Il medico si rimise a sedere, questa volta sprofondò nella sedia con le braccia che ciondolavano e con le gambe distese.
«L’antidolorifico» bisbigliò alzando lo sguardo verso il soffitto «sì, un antidolorifico» ripeté stordito. Poi controllò la finestra. Non c’era più traccia del rapace. «La morfina fa al caso suo, la morfina la darei certamente a chi non ha il fegato… la morfina…» riprese a ripetere quasi in trance, poi rimase in silenzio con la bocca semiaperta e con gli occhi fissi al soffitto, ormai privo di coscienza.
«Dottore!» lo chiamò l’uomo scuotendolo con la mano sulla spalla.
Il dottore si destò e si ricompose sulla sedia. La stanza aveva ripreso a ondeggiare e, convinto di avere dinanzi un’allucinazione, errò con la mente alla ricerca di spiegazioni plausibili. Non riuscì a pensare, le idee si bloccavano e il petto gli si strinse in un’angoscia profonda. Capì solo che doveva parlare con il collega: aveva bisogno di un parere, di condividere l’inspiegabile visione di quella notte. Si alzò dalla sedia istintivamente. «L’antidolorifico» pronunciò titubante indicando con il dito la porta. «Vado… vado a prenderlo» poi si tolse i guanti, li gettò nella pattumiera e uscì dall’ambulatorio.
Con passo rapido percorse il corridoio ed entrò nella sala accanto, dove il collega effettuava le visite. L’ambulatorio era vuoto. Controllò le altre stanze, la sala dei medici e l’accettazione del pronto soccorso. Chiese a chiunque incontrasse dove fosse il collega ma nessuno seppe rispondergli. Andò più volte avanti e indietro per i corridoi, in preda a un’isterica agitazione, come se il suo destino dipendesse unicamente dall’incontrare o meno il collega. Dopo qualche minuto di vane ricerche salì al piano superiore, immaginando che il collega avesse accompagnato un paziente. Controllò i reparti di chirurgia generale, geriatria, nefrologia ed ematologia, poi il laboratorio analisi, l’unità di radiologia e le sale d’attesa. Tra un reparto e l’altro, correva, sgomento, urlando il nome del collega del quale non c’era traccia. Dopo trenta minuti di ricerca tornò al pianterreno e si diresse verso il suo ambulatorio.

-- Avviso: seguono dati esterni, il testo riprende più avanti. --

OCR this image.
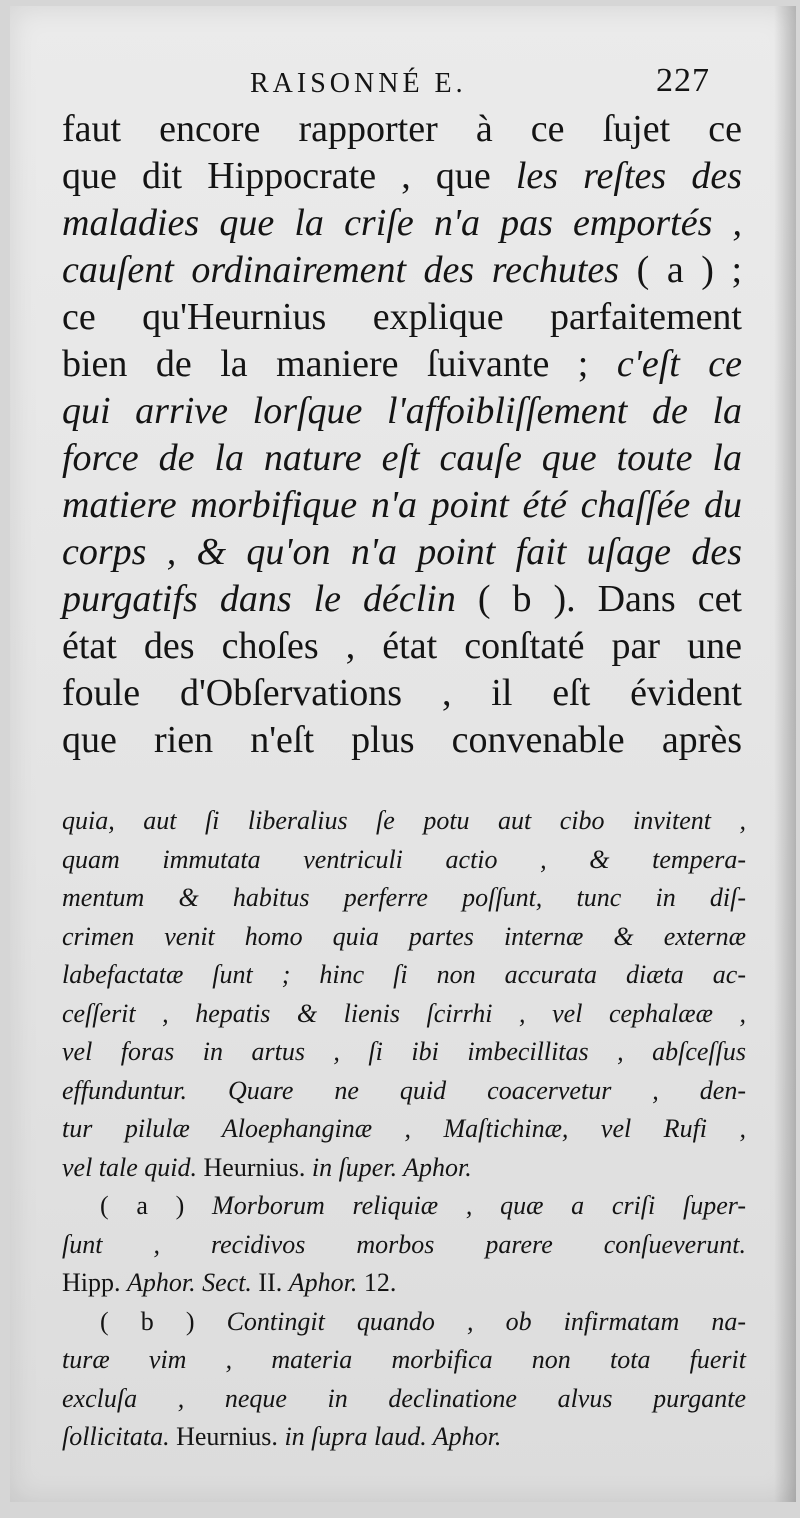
RAISONNÉ E.	227
faut encore rapporter à ce ſujet ce
que dit Hippocrate , que les reſtes des
maladies que la criſe n'a pas emportés ,
cauſent ordinairement des rechutes ( a ) ;
ce qu'Heurnius explique parfaitement
bien de la maniere ſuivante ; c'eſt ce
qui arrive lorſque l'affoibliſſement de la
force de la nature eſt cauſe que toute la
matiere morbifique n'a point été chaſſée du
corps , & qu'on n'a point fait uſage des
purgatifs dans le déclin ( b ). Dans cet
état des choſes , état conſtaté par une
foule d'Obſervations , il eſt évident
que rien n'eſt plus convenable après
quia, aut ſi liberalius ſe potu aut cibo invitent ,
quam immutata ventriculi actio , & tempera-
mentum & habitus perferre poſſunt, tunc in diſ-
crimen venit homo quia partes internæ & externæ
labefactatæ ſunt ; hinc ſi non accurata diæta ac-
ceſſerit , hepatis & lienis ſcirrhi , vel cephalææ ,
vel foras in artus , ſi ibi imbecillitas , abſceſſus
effunduntur. Quare ne quid coacervetur , den-
tur pilulæ Aloephanginæ , Maſtichinæ, vel Rufi ,
vel tale quid. Heurnius. in ſuper. Aphor.
( a ) Morborum reliquiæ , quæ a criſi ſuper-
ſunt , recidivos morbos parere conſueverunt.
Hipp. Aphor. Sect. II. Aphor. 12.
( b ) Contingit quando , ob infirmatam na-
turæ vim , materia morbifica non tota fuerit
excluſa , neque in declinatione alvus purgante
ſollicitata. Heurnius. in ſupra laud. Aphor.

Nel corridoio, in piedi dianzi alla porta c’era il collega che lo attendeva perplesso.
«Dov’eri?» chiese trafelato, madido di sudore, fremendo in tutto corpo come dovesse rivelare la più sconcertante delle visioni. «Devo mostrarti una cosa assurda, qualcosa che non hai mai visto in vent’anni di carriera».
«Ero in bagno» rispose pacato il collega facendo segno con il pollice alle sue spalle, in direzione della porta con la scritta toilette. «Ma prima di farmi vedere qualunque cosa dobbiamo capire chi si è introdotto nella sala otto: hanno rubato dei farmaci!».
«Rubato dei farmaci?».
«Sì, l’infermiera ha visto un uomo con una felpa sporca uscire dalla sala e fuggire via».

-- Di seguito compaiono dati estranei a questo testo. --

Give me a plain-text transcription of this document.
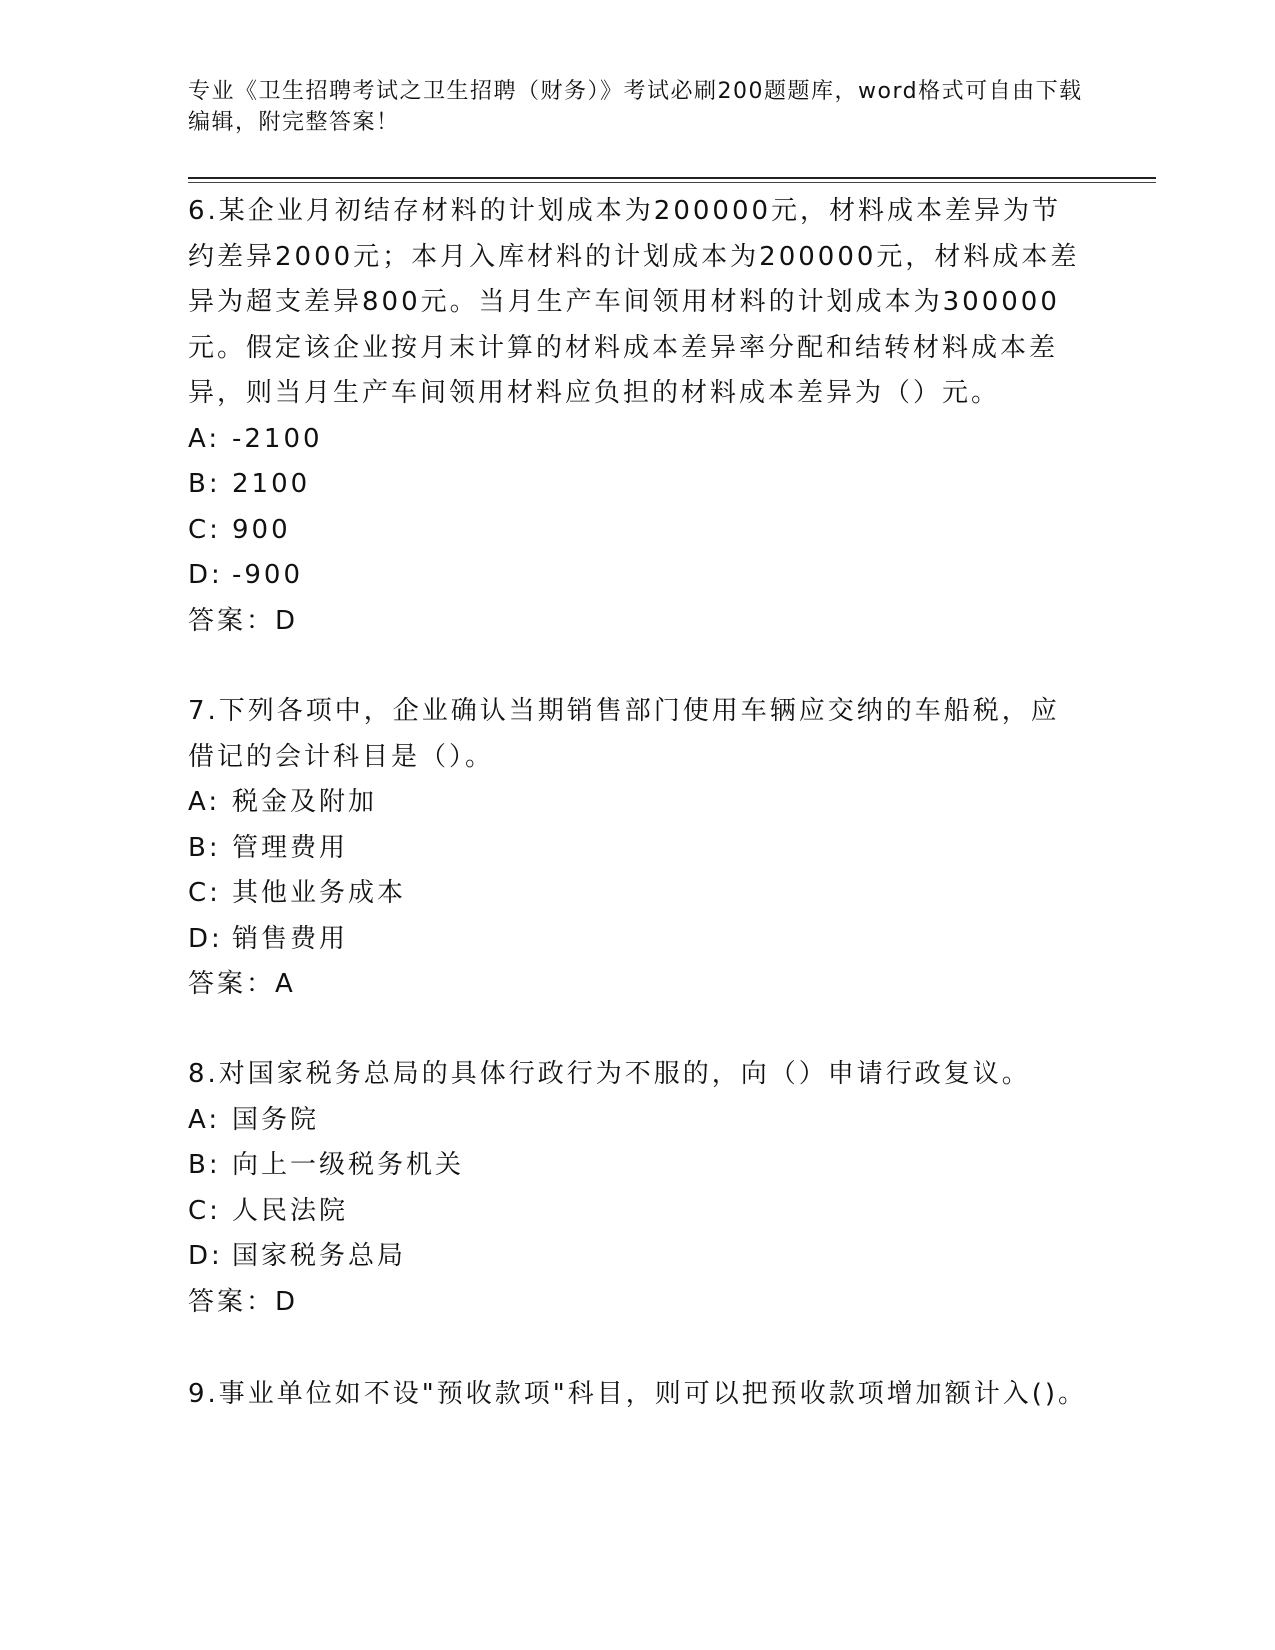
专业《卫生招聘考试之卫生招聘（财务）》考试必刷200题题库，word格式可自由下载编辑，附完整答案！
6.某企业月初结存材料的计划成本为200000元，材料成本差异为节约差异2000元；本月入库材料的计划成本为200000元，材料成本差异为超支差异800元。当月生产车间领用材料的计划成本为300000元。假定该企业按月末计算的材料成本差异率分配和结转材料成本差异，则当月生产车间领用材料应负担的材料成本差异为（）元。
A: -2100
B: 2100
C: 900
D: -900
答案：D
7.下列各项中，企业确认当期销售部门使用车辆应交纳的车船税，应借记的会计科目是（）。
A: 税金及附加
B: 管理费用
C: 其他业务成本
D: 销售费用
答案：A
8.对国家税务总局的具体行政行为不服的，向（）申请行政复议。
A: 国务院
B: 向上一级税务机关
C: 人民法院
D: 国家税务总局
答案：D
9.事业单位如不设"预收款项"科目，则可以把预收款项增加额计入()。
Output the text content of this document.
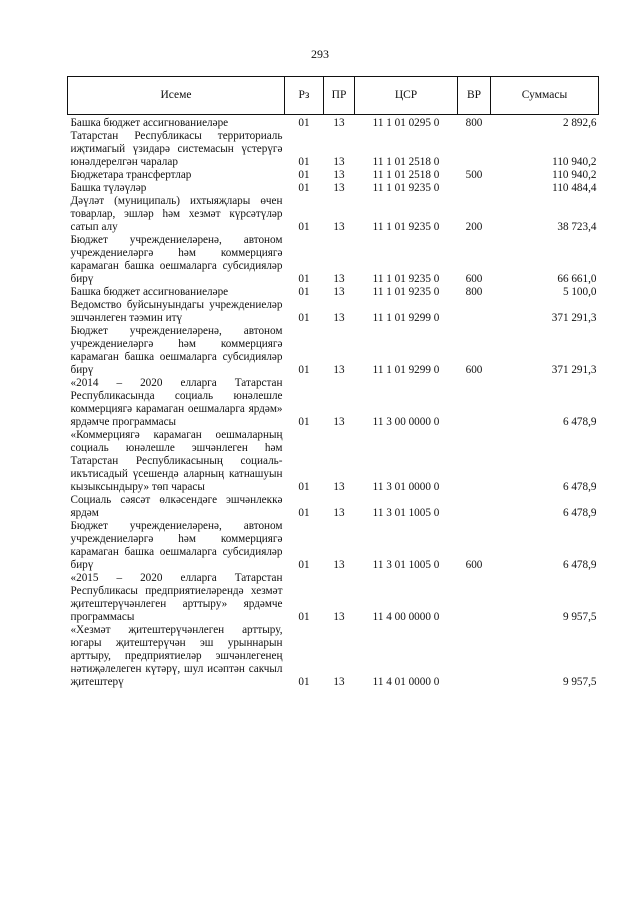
293
Исеме	Рз	ПР	ЦСР	ВР	Суммасы
Башка бюджет ассигнованиеләре	01	13	11 1 01 0295 0	800	2 892,6
Татарстан Республикасы территориаль иҗтимагый үзидарә системасын үстерүгә юнәлдерелгән чаралар	01	13	11 1 01 2518 0		110 940,2
Бюджетара трансфертлар	01	13	11 1 01 2518 0	500	110 940,2
Башка түләүләр	01	13	11 1 01 9235 0		110 484,4
Дәүләт (муниципаль) ихтыяҗлары өчен товарлар, эшләр һәм хезмәт күрсәтүләр сатып алу	01	13	11 1 01 9235 0	200	38 723,4
Бюджет учреждениеләренә, автоном учреждениеләргә һәм коммерциягә карамаган башка оешмаларга субсидияләр бирү	01	13	11 1 01 9235 0	600	66 661,0
Башка бюджет ассигнованиеләре	01	13	11 1 01 9235 0	800	5 100,0
Ведомство буйсынуындагы учреждениеләр эшчәнлеген тәэмин итү	01	13	11 1 01 9299 0		371 291,3
Бюджет учреждениеләренә, автоном учреждениеләргә һәм коммерциягә карамаган башка оешмаларга субсидияләр бирү	01	13	11 1 01 9299 0	600	371 291,3
«2014 – 2020 елларга Татарстан Республикасында социаль юнәлешле коммерциягә карамаган оешмаларга ярдәм» ярдәмче программасы	01	13	11 3 00 0000 0		6 478,9
«Коммерциягә карамаган оешмаларның социаль юнәлешле эшчәнлеген һәм Татарстан Республикасының социаль-икътисадый үсешендә аларның катнашуын кызыксындыру» төп чарасы	01	13	11 3 01 0000 0		6 478,9
Социаль сәясәт өлкәсендәге эшчәнлеккә ярдәм	01	13	11 3 01 1005 0		6 478,9
Бюджет учреждениеләренә, автоном учреждениеләргә һәм коммерциягә карамаган башка оешмаларга субсидияләр бирү	01	13	11 3 01 1005 0	600	6 478,9
«2015 – 2020 елларга Татарстан Республикасы предприятиеләрендә хезмәт җитештерүчәнлеген арттыру» ярдәмче программасы	01	13	11 4 00 0000 0		9 957,5
«Хезмәт җитештерүчәнлеген арттыру, югары җитештерүчән эш урыннарын арттыру, предприятиеләр эшчәнлегенең нәтиҗәлелеген күтәрү, шул исәптән сакчыл җитештерү	01	13	11 4 01 0000 0		9 957,5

Il medico strabuzzò gli occhi e si fiondò nell’ambulatorio.
Il lettino era vuoto. Al centro c’era solo una garza intrisa di sangue.

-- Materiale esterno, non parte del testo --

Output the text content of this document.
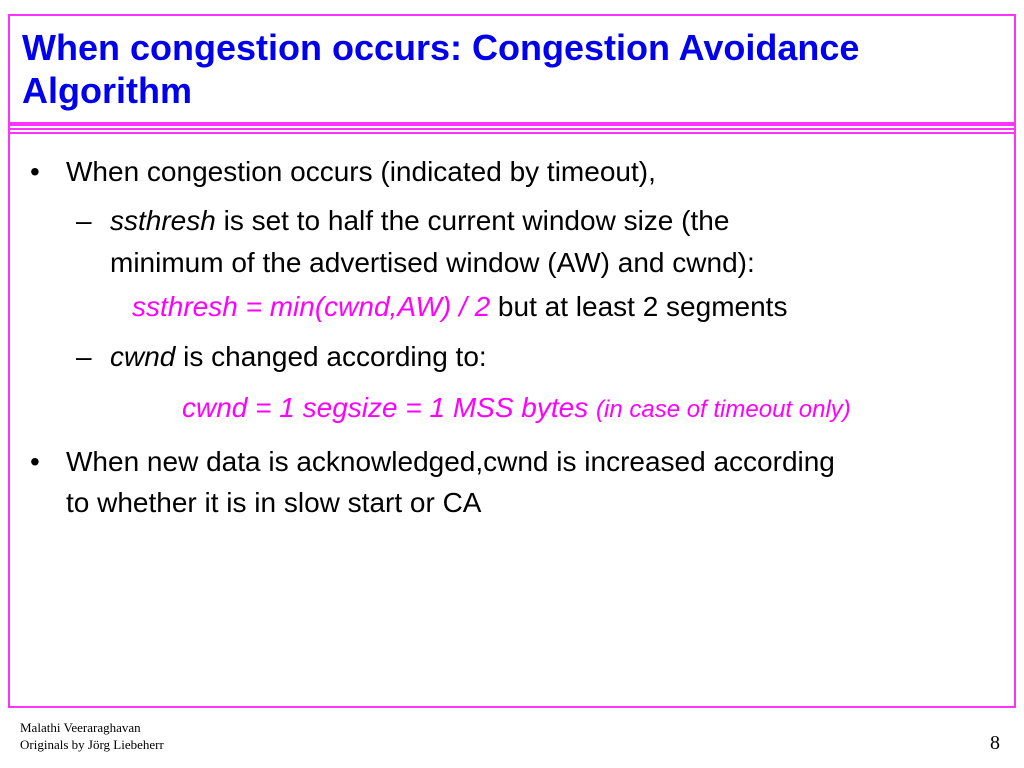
When congestion occurs: Congestion Avoidance
Algorithm
• When congestion occurs (indicated by timeout),
– ssthresh is set to half the current window size (the
minimum of the advertised window (AW) and cwnd):
ssthresh = min(cwnd,AW) / 2 but at least 2 segments
– cwnd is changed according to:
cwnd = 1 segsize = 1 MSS bytes (in case of timeout only)
• When new data is acknowledged,cwnd is increased according
to whether it is in slow start or CA
Malathi Veeraraghavan
Originals by Jörg Liebeherr	8
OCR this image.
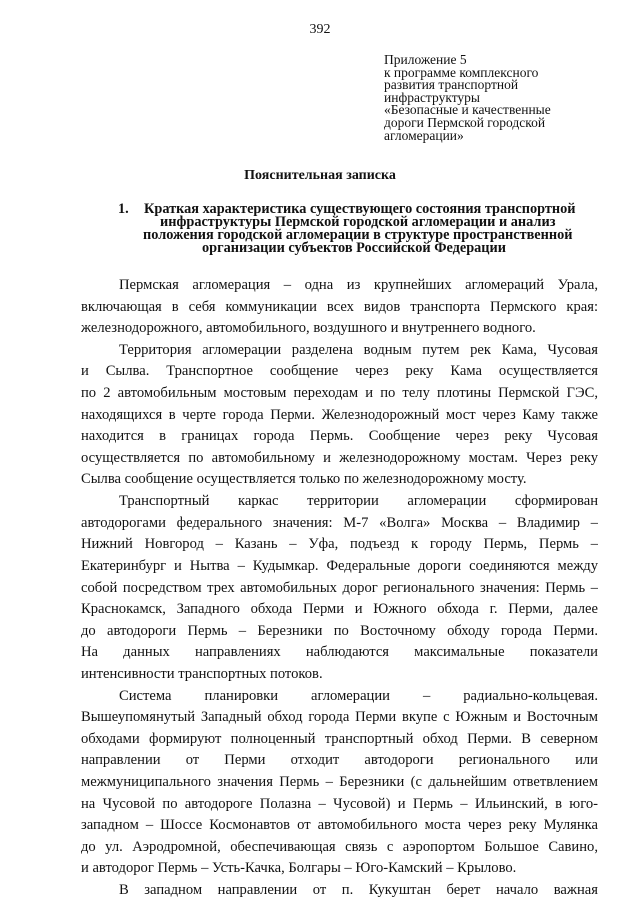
392
Приложение 5
к программе комплексного
развития транспортной
инфраструктуры
«Безопасные и качественные
дороги Пермской городской
агломерации»
Пояснительная записка
1.	Краткая характеристика существующего состояния транспортной
инфраструктуры Пермской городской агломерации и анализ
положения городской агломерации в структуре пространственной
организации субъектов Российской Федерации

Пермская агломерация – одна из крупнейших агломераций Урала,
включающая в себя коммуникации всех видов транспорта Пермского края:
железнодорожного, автомобильного, воздушного и внутреннего водного.

Территория агломерации разделена водным путем рек Кама, Чусовая
и Сылва. Транспортное сообщение через реку Кама осуществляется
по 2 автомобильным мостовым переходам и по телу плотины Пермской ГЭС,
находящихся в черте города Перми. Железнодорожный мост через Каму также
находится в границах города Пермь. Сообщение через реку Чусовая
осуществляется по автомобильному и железнодорожному мостам. Через реку
Сылва сообщение осуществляется только по железнодорожному мосту.

Транспортный каркас территории агломерации сформирован
автодорогами федерального значения: М-7 «Волга» Москва – Владимир –
Нижний Новгород – Казань – Уфа, подъезд к городу Пермь, Пермь –
Екатеринбург и Нытва – Кудымкар. Федеральные дороги соединяются между
собой посредством трех автомобильных дорог регионального значения: Пермь –
Краснокамск, Западного обхода Перми и Южного обхода г. Перми, далее
до автодороги Пермь – Березники по Восточному обходу города Перми.
На данных направлениях наблюдаются максимальные показатели
интенсивности транспортных потоков.

Система планировки агломерации – радиально-кольцевая.
Вышеупомянутый Западный обход города Перми вкупе с Южным и Восточным
обходами формируют полноценный транспортный обход Перми. В северном
направлении от Перми отходит автодороги регионального или
межмуниципального значения Пермь – Березники (с дальнейшим ответвлением
на Чусовой по автодороге Полазна – Чусовой) и Пермь – Ильинский, в юго-
западном – Шоссе Космонавтов от автомобильного моста через реку Мулянка
до ул. Аэродромной, обеспечивающая связь с аэропортом Большое Савино,
и автодорог Пермь – Усть-Качка, Болгары – Юго-Камский – Крылово.

В западном направлении от п. Кукуштан берет начало важная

«Il mio paziente era qui» disse confuso.
«Ora dov’è?».
«Non lo so… vedi, lui…».
«Stai calmo, dimmi, piuttosto, cosa dovevi mostrarmi?».
Il medico guardò di nuovo il lettino, la garza e poi la finestra dai vetri scuri e rettangolari che riflettevano l’interno dell’ambulatorio.
Pensò a come descrivere ciò che aveva visto senza esser preso per folle quando l’aquila, maestosa, planando in silenzio, ritornò sul davanzale e guardò di nuovo all’interno dell’ambulatorio come ad analizzarne il contenuto.
«Non è qui! È andato via» pensò ad alta voce il medico, mentre il collega scappò terrorizzato lungo il corridoio.
Appena qualche secondo e l’aquila si voltò. Con un colpo d’ali, riprese il volo.
Il medico si avvicinò alla finestra, ne aprì un battente e vide il rapace volare lontano; lo vide come una linea sfocata, appena visibile sullo sfondo scuro del cielo mentre volteggiava in aria e scrutava la città alla ricerca della sua preda.